Find the zeros of the polynomial2 1 26x x  , and verify the relation between thecoefficients and zeros of the polynomial.

The polynomial given seems to be incorrectly written. However, assuming the polynomial is 2x^2 + x - 26, we can find the zeros of the polynomial by setting it equal to zero and solving for x.

Step 1: Set the polynomial equal to zero 2x^2 + x - 26 = 0

Step 2: Solve for x using the quadratic formula x = [-b ± sqrt(b^2 - 4ac)] / 2a Here, a = 2, b = 1, and c = -26

x = [-1 ± sqrt((1)^2 - 42(-26))] / 2*2 x = [-1 ± sqrt(1 + 208)] / 4 x = [-1 ± sqrt(209)] / 4

So, the zeros of the polynomial are x = [-1 + sqrt(209)] / 4 and x = [-1 - sqrt(209)] / 4

To verify the relation between the coefficients and zeros of the polynomial, we use the fact that the sum of the zeros is -b/a and the product of the zeros is c/a.

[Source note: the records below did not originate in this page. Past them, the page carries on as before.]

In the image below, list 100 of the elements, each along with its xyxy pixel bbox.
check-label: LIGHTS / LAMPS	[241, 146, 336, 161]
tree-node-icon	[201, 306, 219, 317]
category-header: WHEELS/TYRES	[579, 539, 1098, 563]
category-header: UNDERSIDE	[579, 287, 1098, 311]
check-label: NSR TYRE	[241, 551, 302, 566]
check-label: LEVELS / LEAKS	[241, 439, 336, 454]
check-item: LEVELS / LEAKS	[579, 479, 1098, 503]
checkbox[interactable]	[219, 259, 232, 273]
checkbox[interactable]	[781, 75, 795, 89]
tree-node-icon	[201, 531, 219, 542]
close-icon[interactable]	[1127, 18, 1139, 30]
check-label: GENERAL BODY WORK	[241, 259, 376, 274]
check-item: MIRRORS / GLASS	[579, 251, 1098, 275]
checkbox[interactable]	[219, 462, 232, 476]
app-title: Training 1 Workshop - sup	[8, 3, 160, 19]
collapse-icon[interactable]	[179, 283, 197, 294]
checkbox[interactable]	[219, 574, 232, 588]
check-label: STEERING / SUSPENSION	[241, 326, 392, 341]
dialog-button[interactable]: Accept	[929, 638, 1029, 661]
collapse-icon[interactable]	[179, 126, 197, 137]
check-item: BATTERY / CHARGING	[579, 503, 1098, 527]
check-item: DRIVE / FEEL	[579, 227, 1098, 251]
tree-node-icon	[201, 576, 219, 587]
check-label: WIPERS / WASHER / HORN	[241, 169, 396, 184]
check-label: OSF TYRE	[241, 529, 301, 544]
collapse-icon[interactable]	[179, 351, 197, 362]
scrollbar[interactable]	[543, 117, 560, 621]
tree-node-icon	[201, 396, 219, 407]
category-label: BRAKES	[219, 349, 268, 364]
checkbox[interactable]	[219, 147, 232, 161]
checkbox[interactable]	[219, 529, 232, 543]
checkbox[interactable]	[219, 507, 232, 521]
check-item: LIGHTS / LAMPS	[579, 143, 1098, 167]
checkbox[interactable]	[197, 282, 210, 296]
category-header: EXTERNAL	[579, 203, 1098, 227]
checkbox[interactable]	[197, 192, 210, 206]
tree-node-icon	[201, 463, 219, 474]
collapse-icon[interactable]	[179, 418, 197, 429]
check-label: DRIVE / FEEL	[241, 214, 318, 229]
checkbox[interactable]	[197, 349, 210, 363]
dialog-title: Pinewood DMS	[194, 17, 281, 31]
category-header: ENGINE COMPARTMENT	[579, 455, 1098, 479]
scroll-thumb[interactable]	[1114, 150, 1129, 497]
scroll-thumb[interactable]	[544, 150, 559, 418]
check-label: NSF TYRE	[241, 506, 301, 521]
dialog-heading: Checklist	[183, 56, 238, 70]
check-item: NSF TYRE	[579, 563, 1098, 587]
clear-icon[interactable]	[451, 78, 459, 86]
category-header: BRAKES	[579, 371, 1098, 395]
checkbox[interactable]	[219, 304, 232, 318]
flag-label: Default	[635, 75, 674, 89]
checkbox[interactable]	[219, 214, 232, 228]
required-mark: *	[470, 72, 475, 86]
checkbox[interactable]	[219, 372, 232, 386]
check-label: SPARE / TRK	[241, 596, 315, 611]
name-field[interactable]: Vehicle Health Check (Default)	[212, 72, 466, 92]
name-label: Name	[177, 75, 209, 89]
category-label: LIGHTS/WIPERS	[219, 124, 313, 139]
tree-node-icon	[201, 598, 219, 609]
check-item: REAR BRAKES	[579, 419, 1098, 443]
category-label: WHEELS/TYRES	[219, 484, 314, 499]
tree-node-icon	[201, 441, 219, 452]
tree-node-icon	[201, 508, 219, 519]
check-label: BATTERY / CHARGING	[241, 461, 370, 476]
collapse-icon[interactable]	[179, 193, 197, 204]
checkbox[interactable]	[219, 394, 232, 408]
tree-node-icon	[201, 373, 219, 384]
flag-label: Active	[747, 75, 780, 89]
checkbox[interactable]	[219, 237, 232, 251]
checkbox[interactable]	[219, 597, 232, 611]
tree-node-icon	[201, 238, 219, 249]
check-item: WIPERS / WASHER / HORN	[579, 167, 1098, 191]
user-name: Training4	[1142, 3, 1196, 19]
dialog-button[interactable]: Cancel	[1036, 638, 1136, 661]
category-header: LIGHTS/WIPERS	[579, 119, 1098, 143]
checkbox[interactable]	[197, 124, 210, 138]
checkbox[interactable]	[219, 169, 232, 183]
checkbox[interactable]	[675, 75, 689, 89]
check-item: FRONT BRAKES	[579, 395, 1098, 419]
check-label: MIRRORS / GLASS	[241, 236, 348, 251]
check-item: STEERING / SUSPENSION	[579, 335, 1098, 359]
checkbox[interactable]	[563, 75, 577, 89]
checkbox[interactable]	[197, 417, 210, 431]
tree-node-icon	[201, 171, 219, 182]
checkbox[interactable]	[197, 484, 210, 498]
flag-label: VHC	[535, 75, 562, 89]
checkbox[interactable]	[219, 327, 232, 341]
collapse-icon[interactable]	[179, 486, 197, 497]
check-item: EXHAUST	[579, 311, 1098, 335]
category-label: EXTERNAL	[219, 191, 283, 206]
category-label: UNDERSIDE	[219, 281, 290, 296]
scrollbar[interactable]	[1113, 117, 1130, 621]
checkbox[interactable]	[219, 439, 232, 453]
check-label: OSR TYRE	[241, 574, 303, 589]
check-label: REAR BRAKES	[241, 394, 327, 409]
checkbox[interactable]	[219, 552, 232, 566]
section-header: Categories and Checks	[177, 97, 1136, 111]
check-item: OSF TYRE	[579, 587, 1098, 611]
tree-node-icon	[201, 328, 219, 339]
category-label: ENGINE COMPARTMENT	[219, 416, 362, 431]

Sum of zeros = -b/a = -1/2 Product of zeros = c/a = -26/2 = -13

Let's check if these relations hold true:

Sum of zeros = [-1 + sqrt(209)] / 4 + [-1 - sqrt(209)] / 4 = -1/2 Product of zeros = ([-1 + sqrt(209)] / 4) * ([-1 - sqrt(209)] / 4) = -13

So, the relations between the coefficients and zeros of the polynomial are verified.